Eight parties back army deployment during polls

Sun Online Desk

16th September, 2017 08:51:31 printer

Eight parties back army deployment during polls

Most of the 10 registered political parties which have already joined the Election Commission's ongoing dialogue suggested the deployment of army and dissolution of parliament ahead of the 11th national election.


Out of the 10 parties, eight proposed the Commission to deploy the army during the next general election, while one party (Bangladesh Sangskritik Muktijote-Muktijote) suggested that the army can be engaged, if necessary. The remaining one party (Islamic Front Bangladesh) is silent over the issue, reports UNB.

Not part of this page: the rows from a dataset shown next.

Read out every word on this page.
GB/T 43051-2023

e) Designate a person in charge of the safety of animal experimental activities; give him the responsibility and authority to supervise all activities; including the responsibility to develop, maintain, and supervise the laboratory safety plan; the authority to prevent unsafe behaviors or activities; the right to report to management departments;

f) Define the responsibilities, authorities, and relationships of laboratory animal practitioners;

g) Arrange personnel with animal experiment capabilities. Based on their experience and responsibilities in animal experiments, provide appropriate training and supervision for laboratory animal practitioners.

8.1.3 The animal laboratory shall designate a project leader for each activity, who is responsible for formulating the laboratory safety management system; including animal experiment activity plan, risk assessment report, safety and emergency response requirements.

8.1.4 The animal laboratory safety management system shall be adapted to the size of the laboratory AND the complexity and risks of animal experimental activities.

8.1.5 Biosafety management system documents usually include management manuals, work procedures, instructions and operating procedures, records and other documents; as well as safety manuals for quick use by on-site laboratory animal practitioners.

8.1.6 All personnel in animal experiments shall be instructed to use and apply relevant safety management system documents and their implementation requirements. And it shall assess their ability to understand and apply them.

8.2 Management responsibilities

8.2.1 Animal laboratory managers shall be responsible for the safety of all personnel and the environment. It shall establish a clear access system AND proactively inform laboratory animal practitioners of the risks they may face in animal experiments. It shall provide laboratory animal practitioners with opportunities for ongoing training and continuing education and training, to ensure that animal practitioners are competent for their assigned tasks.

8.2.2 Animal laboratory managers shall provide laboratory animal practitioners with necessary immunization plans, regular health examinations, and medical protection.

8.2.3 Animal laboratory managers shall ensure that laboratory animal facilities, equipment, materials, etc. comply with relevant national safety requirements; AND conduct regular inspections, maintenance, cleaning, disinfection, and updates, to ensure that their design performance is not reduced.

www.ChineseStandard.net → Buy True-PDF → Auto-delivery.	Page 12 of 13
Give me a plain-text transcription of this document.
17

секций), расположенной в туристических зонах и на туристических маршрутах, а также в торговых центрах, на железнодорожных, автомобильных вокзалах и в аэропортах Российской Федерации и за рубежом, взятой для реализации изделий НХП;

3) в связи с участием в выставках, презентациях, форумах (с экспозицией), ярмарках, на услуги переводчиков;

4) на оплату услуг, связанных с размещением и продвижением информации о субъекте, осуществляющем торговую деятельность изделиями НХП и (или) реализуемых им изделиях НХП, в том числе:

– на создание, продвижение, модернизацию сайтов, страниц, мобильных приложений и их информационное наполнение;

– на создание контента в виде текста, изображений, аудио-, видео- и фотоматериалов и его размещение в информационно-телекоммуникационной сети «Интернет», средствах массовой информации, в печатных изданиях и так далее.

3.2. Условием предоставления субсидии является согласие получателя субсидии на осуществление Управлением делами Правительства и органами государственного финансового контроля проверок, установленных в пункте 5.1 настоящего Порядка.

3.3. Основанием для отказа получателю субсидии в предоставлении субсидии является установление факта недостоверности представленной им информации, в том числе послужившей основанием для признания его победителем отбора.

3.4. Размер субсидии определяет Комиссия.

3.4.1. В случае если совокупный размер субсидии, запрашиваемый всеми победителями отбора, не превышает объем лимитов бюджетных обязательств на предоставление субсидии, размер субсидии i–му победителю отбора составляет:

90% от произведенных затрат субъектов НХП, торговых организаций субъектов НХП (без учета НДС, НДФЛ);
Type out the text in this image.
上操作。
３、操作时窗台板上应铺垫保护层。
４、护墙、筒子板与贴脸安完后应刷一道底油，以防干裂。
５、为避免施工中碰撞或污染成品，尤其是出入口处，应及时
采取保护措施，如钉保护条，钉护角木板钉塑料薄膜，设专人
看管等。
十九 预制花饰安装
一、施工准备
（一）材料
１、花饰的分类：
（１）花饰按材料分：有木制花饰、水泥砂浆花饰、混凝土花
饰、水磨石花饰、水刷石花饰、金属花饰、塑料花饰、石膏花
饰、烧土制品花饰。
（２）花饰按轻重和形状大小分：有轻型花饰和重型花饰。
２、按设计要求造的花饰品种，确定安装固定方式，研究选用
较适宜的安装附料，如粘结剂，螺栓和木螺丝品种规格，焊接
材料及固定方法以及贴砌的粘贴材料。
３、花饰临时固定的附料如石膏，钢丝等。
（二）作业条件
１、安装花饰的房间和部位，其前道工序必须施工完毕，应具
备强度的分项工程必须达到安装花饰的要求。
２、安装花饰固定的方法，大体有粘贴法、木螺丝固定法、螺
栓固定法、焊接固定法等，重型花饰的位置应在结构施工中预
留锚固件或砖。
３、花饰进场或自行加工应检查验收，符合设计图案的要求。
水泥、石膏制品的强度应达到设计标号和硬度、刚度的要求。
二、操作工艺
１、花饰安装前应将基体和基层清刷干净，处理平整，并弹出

About the dissolution of parliament, seven parties recommended that parliament be dissolved ahead of the general election, while three others --Muktijote, Bangladesh Islamic Front and Bangladesh Kalyan Party-is mum about it.


The Election Commission (EC) on August 24 last started its dialogue with 40 registered political parties to receive their opinions over its preparation for the next parliamentary elections likely to be held in December 2018.


So far, 10 parties joined the dialogues -- five each in the 1st phase (Aug 24 to 30) and 2nd phase (Sept 10-14), nut two parties did not take part in the EC's talks.


The third phase of dialogues with eight other political parties will begin on Sunday (Sept 17). And the ongoing talks with the political parties will end by October next as per the EC's existing plan.


About the election-time government, only three parties proposed installation of election-time non-partisan government, while five others suggested bringing some key ministries, including the public administration, home and local government ministries under the authority of EC during the next national polls. The rest two parties -Islamic Front Bangladesh and Kalyan Party- did place any opinion in this regard.


The three parties that suggested non-partisan election-time government are Bangladesh Muslim League-BML, Khelafat Majlish and Jatiya Ganotantrik Dal (Jagpa). They are components of the BNP-led 20-party alliance.


The five parties that recommended bringing some key ministries under the Commission are Muktijote, Biplabi Workers Party, Bangladesh Islamic Front, Islami Andolan Bangladesh and Bangladesh Khelafat Majlish.


Talking about electronic voting machines (EVMs), the five parties asked the Election Commission to refrain from the use of EVMs in the next national general election. Two of the parties proposed introducing the electronic machines in local government election first on pilot basis.


But one party -- Islamic Front Bangladesh-- wanted introduction of EVMs in the next national election, while four others did not place any proposal over it.


Only two parties -Biplobi Workers Party and Islamic Front Bangladesh-proposed the Commission to restore 'No Vote' provision in the parliamentary elections.


Besides, most of the participating parties suggested curbing black money and muscle power and ensuring a level-playing field for all during the election.


Islami Front proposed the Commission to scrap a legal provision that obliges the registered political parties to keep at least 33 percent positions reserved for women in their all committees by 2020.


As per Article 90B of the Representation of the People Order (RPO) 1972, a registered political party will have to fix the goal of reserving at least 33 per cent of all committee positions for women, including the central committee and successively achieving this goal by 2020.


Also Khelafat Majlish sought extension of the deadline for political parties to reach the target of ensuring 33 percent women in their committees at all levels.


Earlier, the Commission held dialogues with civil society members on July 31 and media persons on August 16 and 17.


Most of the participant civil society members and media persons also suggested the EC to deploy the army during the next national election, while many of them proposed restoration of 'No Vote' provision in the polls.


Besides, they recommended the Commission to earn people's trust through making their activities visible as an independent body.